Zur Diskussion steht die Gleichstellungsinitiative. Sie «soll die Behörden der Römisch-Katholischen Kirche Basel-Stadt und der Römisch-Katholischen Landeskirche Baselland verpflichten, darauf hinzuwirken, dass die Römisch-Katholische Kirche die gleichberechtigte Zulassung – unabhängig vom Zivilstand und Geschlecht – zum Priesteramt ermöglicht».
Der Schreibende war von 1980–1992 Vorsteher des Justizdepartementes (heute Justiz- und Polizeidepartement) und hatte u.a. das Dossier «Frauen» zu betreuen. Zentrales Thema war die Gleichberechtigung.
Geschichtliches:
- Neues Testament: In einem Brief, gerichtet an Timotheus, hält Paulus fest: «Ein Gemeindeleiter muss ohne Tadel sein. Er darf nur mit einer Frau zusammenleben» (1. Tim. 3.2). Dasselbe schreibt Paulus an Titus: «Ein Presbyter soll nur mit einer Frau leben» (Tit. 1.9).
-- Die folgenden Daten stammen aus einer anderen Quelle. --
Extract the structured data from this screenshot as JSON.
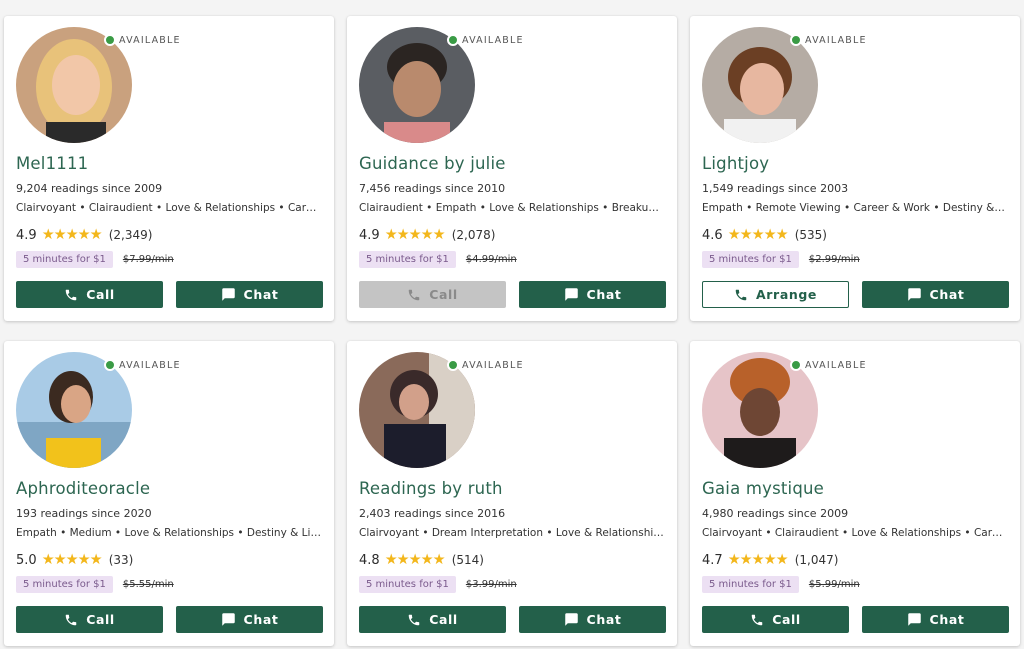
{
  "status_label": "AVAILABLE",
  "colors": {
    "accent": "#23604a",
    "name": "#2d6651",
    "available": "#3a9b45",
    "star": "#f3b71c",
    "promo_bg": "#ece0f3",
    "disabled": "#c4c4c4"
  },
  "cards": [
    {
      "name": "Mel1111",
      "readings": "9,204 readings since 2009",
      "specialties": "Clairvoyant • Clairaudient • Love & Relationships • Career & Work",
      "rating": "4.9",
      "stars": "★★★★★",
      "count": "(2,349)",
      "promo": "5 minutes for $1",
      "price": "$7.99/min",
      "btn1": {
        "label": "Call",
        "icon": "phone-icon",
        "style": "solid"
      },
      "btn2": {
        "label": "Chat",
        "icon": "chat-icon",
        "style": "solid"
      }
    },
    {
      "name": "Guidance by julie",
      "readings": "7,456 readings since 2010",
      "specialties": "Clairaudient • Empath • Love & Relationships • Breakups/Divorce",
      "rating": "4.9",
      "stars": "★★★★★",
      "count": "(2,078)",
      "promo": "5 minutes for $1",
      "price": "$4.99/min",
      "btn1": {
        "label": "Call",
        "icon": "phone-icon",
        "style": "disabled"
      },
      "btn2": {
        "label": "Chat",
        "icon": "chat-icon",
        "style": "solid"
      }
    },
    {
      "name": "Lightjoy",
      "readings": "1,549 readings since 2003",
      "specialties": "Empath • Remote Viewing • Career & Work • Destiny & Life Path",
      "rating": "4.6",
      "stars": "★★★★★",
      "count": "(535)",
      "promo": "5 minutes for $1",
      "price": "$2.99/min",
      "btn1": {
        "label": "Arrange",
        "icon": "phone-icon",
        "style": "outline"
      },
      "btn2": {
        "label": "Chat",
        "icon": "chat-icon",
        "style": "solid"
      }
    },
    {
      "name": "Aphroditeoracle",
      "readings": "193 readings since 2020",
      "specialties": "Empath • Medium • Love & Relationships • Destiny & Life Path",
      "rating": "5.0",
      "stars": "★★★★★",
      "count": "(33)",
      "promo": "5 minutes for $1",
      "price": "$5.55/min",
      "btn1": {
        "label": "Call",
        "icon": "phone-icon",
        "style": "solid"
      },
      "btn2": {
        "label": "Chat",
        "icon": "chat-icon",
        "style": "solid"
      }
    },
    {
      "name": "Readings by ruth",
      "readings": "2,403 readings since 2016",
      "specialties": "Clairvoyant • Dream Interpretation • Love & Relationships • Career",
      "rating": "4.8",
      "stars": "★★★★★",
      "count": "(514)",
      "promo": "5 minutes for $1",
      "price": "$3.99/min",
      "btn1": {
        "label": "Call",
        "icon": "phone-icon",
        "style": "solid"
      },
      "btn2": {
        "label": "Chat",
        "icon": "chat-icon",
        "style": "solid"
      }
    },
    {
      "name": "Gaia mystique",
      "readings": "4,980 readings since 2009",
      "specialties": "Clairvoyant • Clairaudient • Love & Relationships • Career & Work",
      "rating": "4.7",
      "stars": "★★★★★",
      "count": "(1,047)",
      "promo": "5 minutes for $1",
      "price": "$5.99/min",
      "btn1": {
        "label": "Call",
        "icon": "phone-icon",
        "style": "solid"
      },
      "btn2": {
        "label": "Chat",
        "icon": "chat-icon",
        "style": "solid"
      }
    }
  ]
}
- Kirchenunion 1596 zwischen einem Teil der orthodoxen Metropole Polen–Litauen und der römisch-katholischen Kirche. Sie unterstellte jene der Oberhoheit des Papstes, übernahm katholische Glaubenslehren, nicht aber das Zölibat.
Rechtliches:
In der Schweiz stehen sich die katholische Kirche als eine universale hierarchisch aufgebaute Weltkirche mit eigener Rechtspersönlichkeit einerseits und kantonalrechtliche Landeskirchen andererseits gegenüber. Die Landeskirchen sind nicht in die Weltkirche integriert. Sie unterstehen, wie es der Name schon sagt, kantonalem Recht. Diese Dualität der Rechte kann zu Konflikten führen. Die Gleichstellungsinitiative ist kantonalrechtlich somit gültig. Für die Kirche hingegen ist sie nicht verbindlich, verlangt sie doch eine Änderung von kirchlichen Rechtssätzen (Beseitigung des Pflichtzölibates und Zulassung der Frauen zum Priesteramt).
Sie kann aber als unverbindliches Petitum oder in Anlehnung an das kantonale Staatsrecht als Petition angesehen werden. Eine Petition verpflichtet den Angesprochenen zu nichts ausser zu einer Antwort. Er muss begründen, warum er sie ablehnt. Das wissen die Initianten sehr genau und fordern deshalb nicht, dass das Kirchenrecht abgeändert wird, sondern dass die Kirchen der beiden Halbkantone auf eine Gleichstellung «hinwirken». Das kann zur Einsicht der Gesamtkirche führen, dass etwas getan werden muss.
Bischof Gmür wäre gut beraten, wenn er die Petition behandeln, sie der Schweizerischen Bischofskonferenz unterbreiten und, falls sie bei seinen Kollegen Anklang findet, den Antrag stellen würde, das Petitum nach Rom zu schicken. Als Mitglied der Kirche kann ich nur sagen, es «brodelt». In zweierlei Hinsicht. Nicht allein das Zölibat steht zur Diskussion, sondern vielmehr die Gleichstellung der Frauen. Bei einer derart verfahrenen Situation bietet sich für viele nur der Austritt.
Im Sinne des Liebesgebotes
Das Zölibat und der Ausschluss der Frauen vom Priesteramt gehören zur katholischen Lehre. Diese wird vom Papst bestimmt. Der Gläubige, also jeder Katholik, hat die Lehre zu akzeptieren, zu glauben, vorbehaltlos. Nicht alle Glaubensinhalte sind in Stein gemeisselt. Ganz zentrale, wie der Glaube an Jesus Christus, sind unumstösslich, unterliegen aber dennoch der Hermeneutik. Weniger zentrale, wie das Zölibat und die Frauenordination können m. E. infrage gestellt werden. Wer die Diskussion ablehnt und kein Verständnis für fundamentale und ernsthafte Anliegen der Gläubigen aufbringt, verletzt eines der wichtigsten Gebote der Christenheit, das Gebot der Liebe. Die Frauen verlangen gleiche Rechte, was absolut gerechtfertigt ist. Der Diözesanbischof weigert sich nun, dieses Anliegen an eine höhere Instanz weiterzuleiten. Seine Argumente gegen ein derartiges Vorgehen sind wenig überzeugend.
Noch problematischer ist eine Aussage von Papst Johannes Paul II. Dieser hält unfehlbar fest, dass die Kirche keinerlei Vollmacht hat, Frauen zu Priesterinnen zu machen. Die katholische Kirche bräuchte einen zweiten Luther; noch besser wäre es, wenn die beiden Landeskirchen Mut zeigen würden.